A 18 ans, je pensais que j’étais partie de chez moi pour mes études supérieures et que je ne pouvais plus revenir, parce-que j’étais adulte désormais et qu’il ne fallait qu’avancer dans la vie. Go ahead, ne te retourne pas. Et ça a créé un mal-être relativement profond à cette période de ma vie. Mes parents et mes amis m’ont soutenue dans mon choix d’abandonner mes études élitistes auxquelles finalement je n’aspirais pas et de rentrer. Et puis quelques années après, j’ai pu repartir de plus belle, sans aucun problème, j’étais prête, et fière d’avoir fait ce choix, difficile, et qui me paraissait insurmontable sur le moment…
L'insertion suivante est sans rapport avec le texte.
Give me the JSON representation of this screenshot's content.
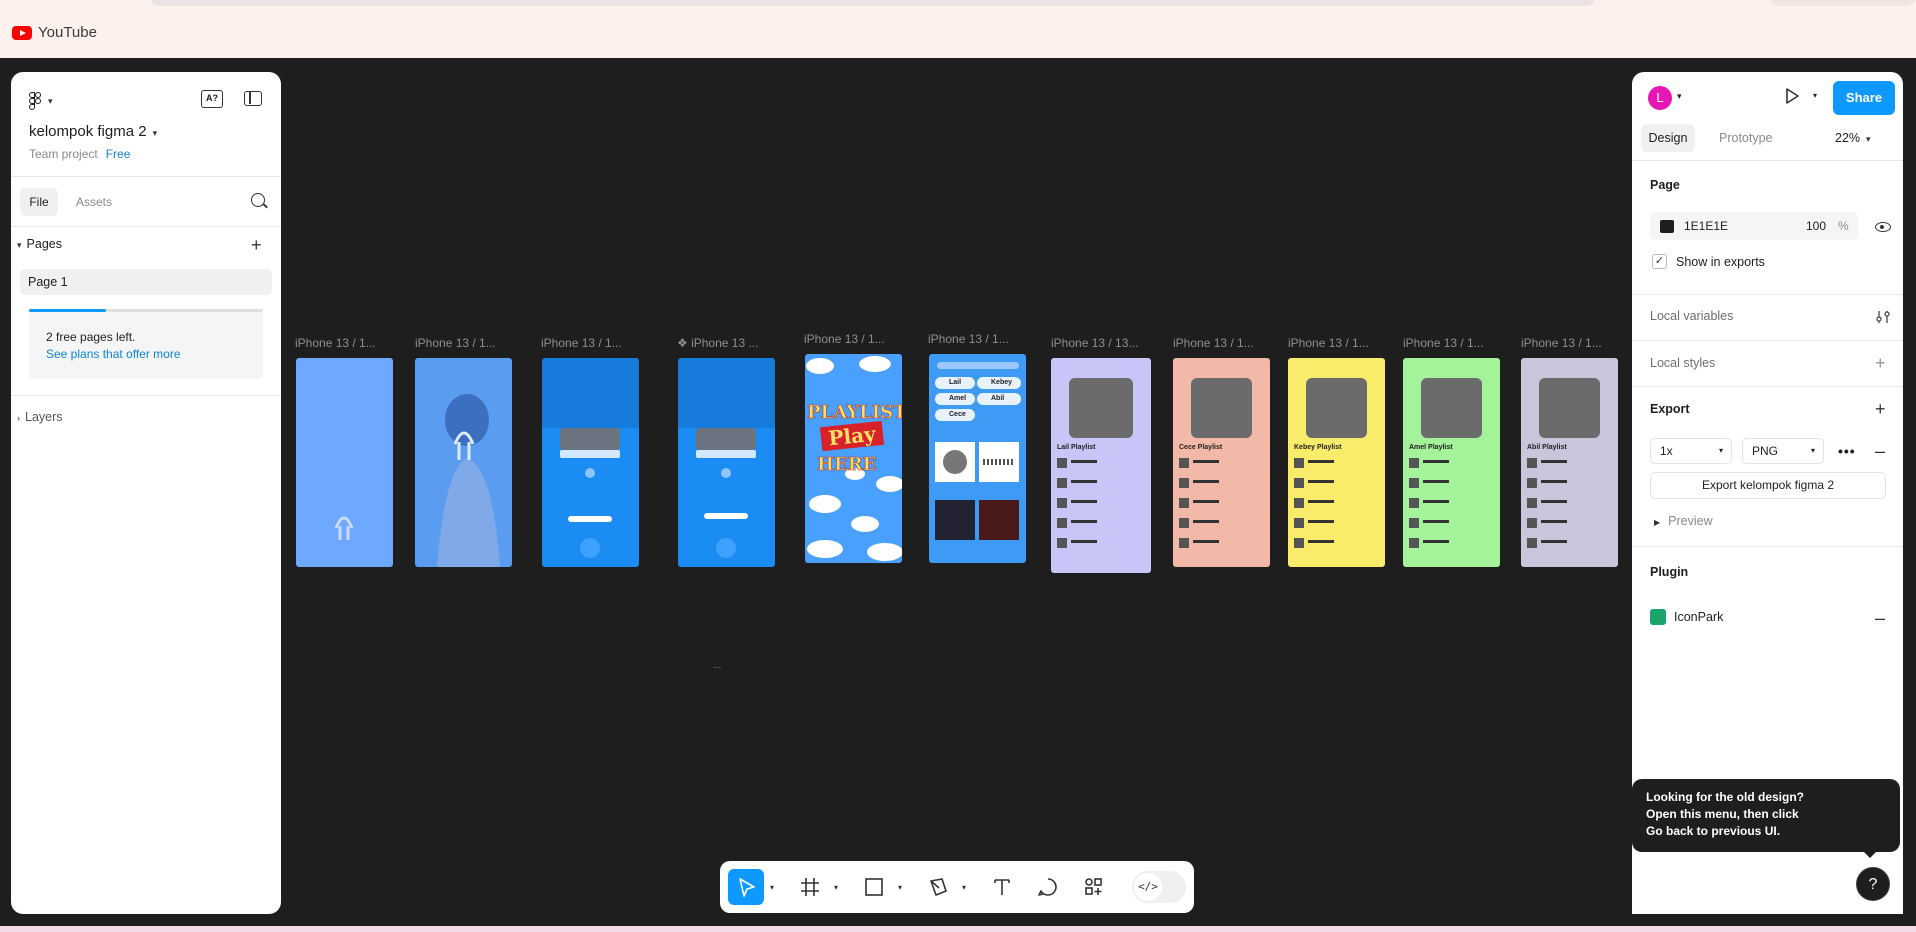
{
  "browser": {
    "tab_title": "YouTube"
  },
  "left_panel": {
    "project_name": "kelompok figma 2",
    "team": "Team project",
    "plan_badge": "Free",
    "tabs": [
      "File",
      "Assets"
    ],
    "pages_heading": "Pages",
    "current_page": "Page 1",
    "free_pages_text": "2 free pages left.",
    "plans_link": "See plans that offer more",
    "free_pages_progress": 0.33,
    "layers_heading": "Layers"
  },
  "canvas": {
    "frames": [
      {
        "label": "iPhone 13 / 1...",
        "color": "#6ea8ff"
      },
      {
        "label": "iPhone 13 / 1...",
        "color": "#5a9df0"
      },
      {
        "label": "iPhone 13 / 1...",
        "color": "#1c8cf5"
      },
      {
        "label": "❖ iPhone 13 ...",
        "color": "#1c8cf5"
      },
      {
        "label": "iPhone 13 / 1...",
        "color": "#4aa0ff",
        "texts": [
          "PLAYLIST",
          "Play",
          "HERE"
        ]
      },
      {
        "label": "iPhone 13 / 1...",
        "color": "#3d9bf5",
        "texts": [
          "Lail",
          "Kebey",
          "Amel",
          "Abil",
          "Cece"
        ]
      },
      {
        "label": "iPhone 13 / 13...",
        "color": "#c7c6f6",
        "texts": [
          "Lail Playlist"
        ]
      },
      {
        "label": "iPhone 13 / 1...",
        "color": "#f3b9a8",
        "texts": [
          "Cece Playlist"
        ]
      },
      {
        "label": "iPhone 13 / 1...",
        "color": "#f8ec6a",
        "texts": [
          "Kebey Playlist"
        ]
      },
      {
        "label": "iPhone 13 / 1...",
        "color": "#a4f29a",
        "texts": [
          "Amel Playlist"
        ]
      },
      {
        "label": "iPhone 13 / 1...",
        "color": "#c9c6dc",
        "texts": [
          "Abil Playlist"
        ]
      }
    ],
    "ellipsis": "..."
  },
  "toolbar": {
    "tools": [
      "move-tool",
      "frame-tool",
      "shape-tool",
      "pen-tool",
      "text-tool",
      "comment-tool",
      "actions-tool"
    ],
    "code_label": "</>"
  },
  "right_panel": {
    "avatar_initial": "L",
    "share_label": "Share",
    "tabs": [
      "Design",
      "Prototype"
    ],
    "zoom": "22%",
    "page_section": "Page",
    "bg_hex": "1E1E1E",
    "bg_color": "#1e1e1e",
    "bg_opacity": "100",
    "pct": "%",
    "show_in_exports": "Show in exports",
    "local_variables": "Local variables",
    "local_styles": "Local styles",
    "export_section": "Export",
    "export_scale": "1x",
    "export_format": "PNG",
    "export_button": "Export kelompok figma 2",
    "preview": "Preview",
    "plugin_section": "Plugin",
    "plugin_name": "IconPark"
  },
  "tooltip": {
    "title": "Looking for the old design?",
    "line1": "Open this menu, then click",
    "line2": "Go back to previous UI."
  },
  "help_label": "?"
}
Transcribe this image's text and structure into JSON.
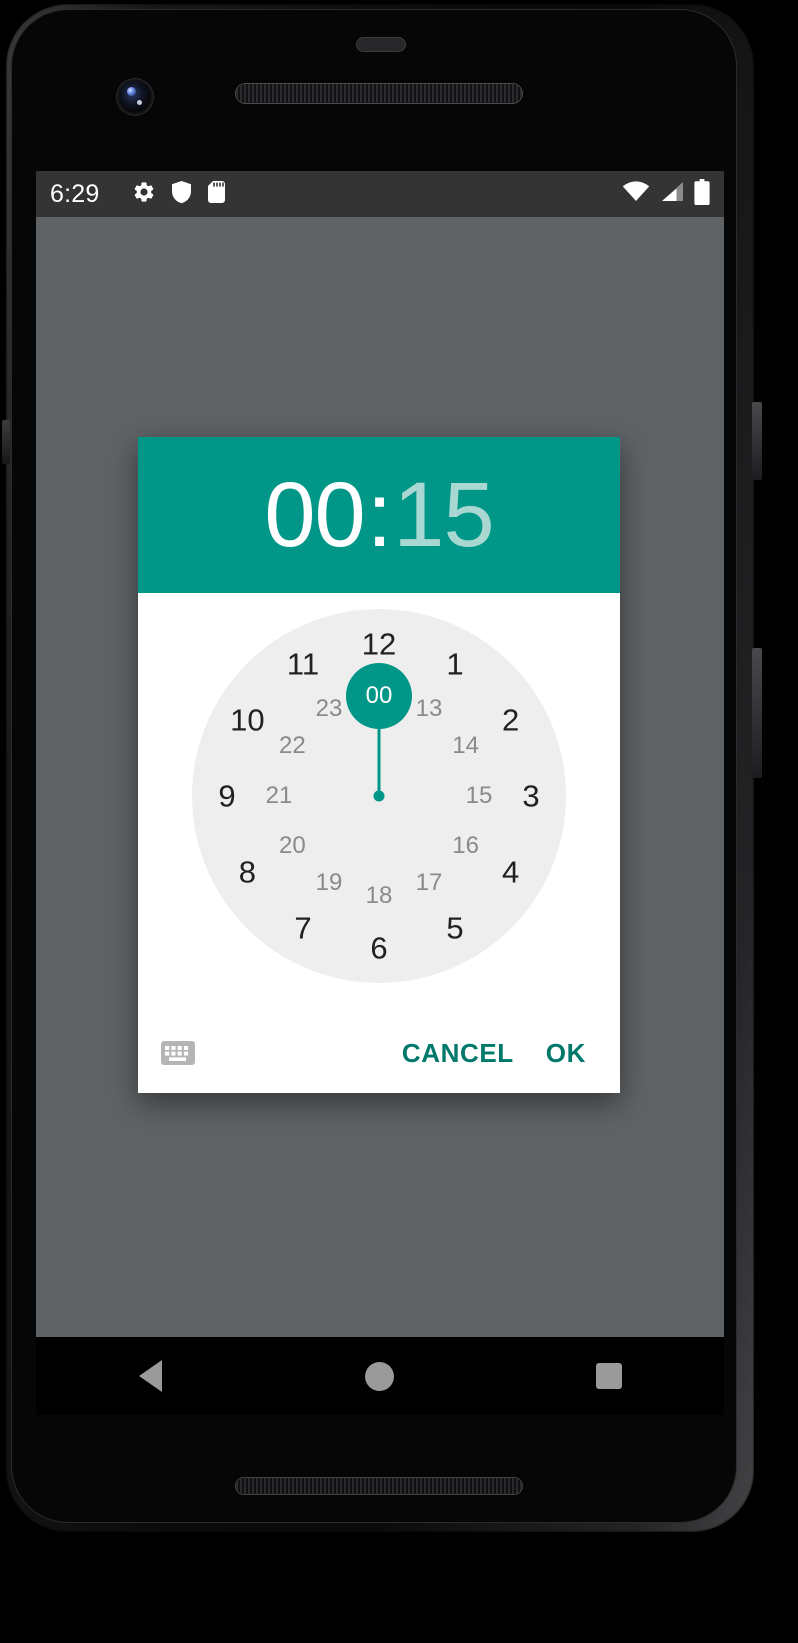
{
  "device": {
    "name": "android-phone",
    "camera_icon": "front-camera",
    "earpiece_icon": "earpiece-speaker",
    "bottom_speaker_icon": "bottom-speaker"
  },
  "statusbar": {
    "time": "6:29",
    "left_icons": [
      {
        "name": "settings-gear-icon",
        "label": "gear"
      },
      {
        "name": "shield-icon",
        "label": "shield"
      },
      {
        "name": "sd-card-icon",
        "label": "sd-card"
      }
    ],
    "right_icons": [
      {
        "name": "wifi-icon",
        "label": "wifi"
      },
      {
        "name": "cellular-signal-icon",
        "label": "signal"
      },
      {
        "name": "battery-icon",
        "label": "battery"
      }
    ],
    "background": "#343434",
    "foreground": "#ffffff"
  },
  "dialog": {
    "name": "time-picker-dialog",
    "time": {
      "hour": "00",
      "separator": ":",
      "minute": "15",
      "active_field": "hour"
    },
    "header_color": "#009688",
    "accent_color": "#009688",
    "action_color": "#00796b",
    "clock": {
      "mode": "24-hour",
      "selected_value": "00",
      "selected_angle_deg": 0,
      "outer_ring_labels": [
        "12",
        "1",
        "2",
        "3",
        "4",
        "5",
        "6",
        "7",
        "8",
        "9",
        "10",
        "11"
      ],
      "inner_ring_labels": [
        "00",
        "13",
        "14",
        "15",
        "16",
        "17",
        "18",
        "19",
        "20",
        "21",
        "22",
        "23"
      ],
      "face_color": "#eeeeee",
      "outer_text_color": "#212121",
      "inner_text_color": "#8a8a8a"
    },
    "actions": {
      "keyboard_icon": "keyboard-icon",
      "cancel_label": "CANCEL",
      "ok_label": "OK"
    }
  },
  "navbar": {
    "back_label": "Back",
    "home_label": "Home",
    "recents_label": "Recents",
    "icons": [
      "back-triangle-icon",
      "home-circle-icon",
      "recents-square-icon"
    ]
  }
}
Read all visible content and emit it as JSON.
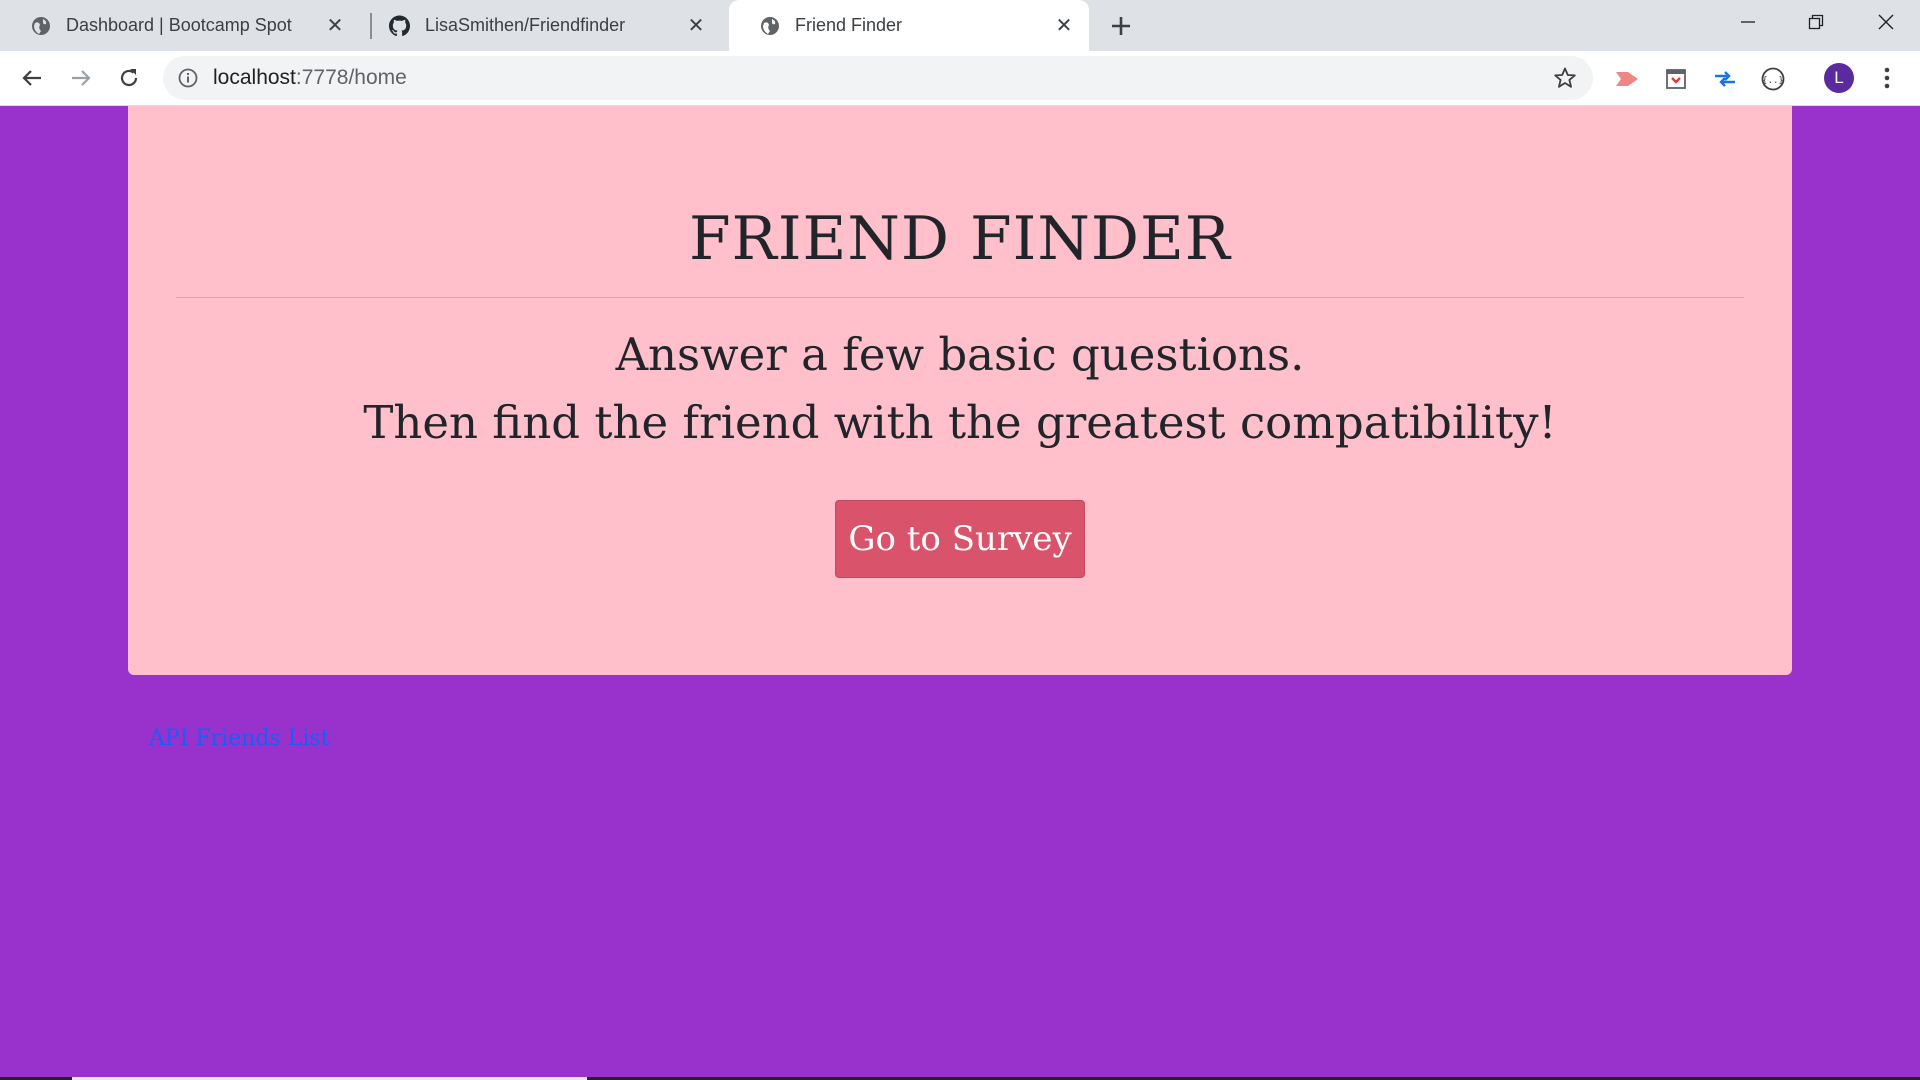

Il faut accepter de ne pas tout maîtriser dans la vie, et juste de souhaiter ce qui sera le meilleur pour soi, afin de pouvoir avancer et d’en retirer une certaine satisfaction.

 

Et voilà, pour conclure, choisir c’est avancer. Et même si l’on rebrousse chemin, que l’on abandonne et revient en arrière, on avance dans sa construction et dans la connaissance de soi. Ce qui permet, avec du recul d’en retirer une certaine fierté, sinon une satisfaction d’avoir pris ladite décision.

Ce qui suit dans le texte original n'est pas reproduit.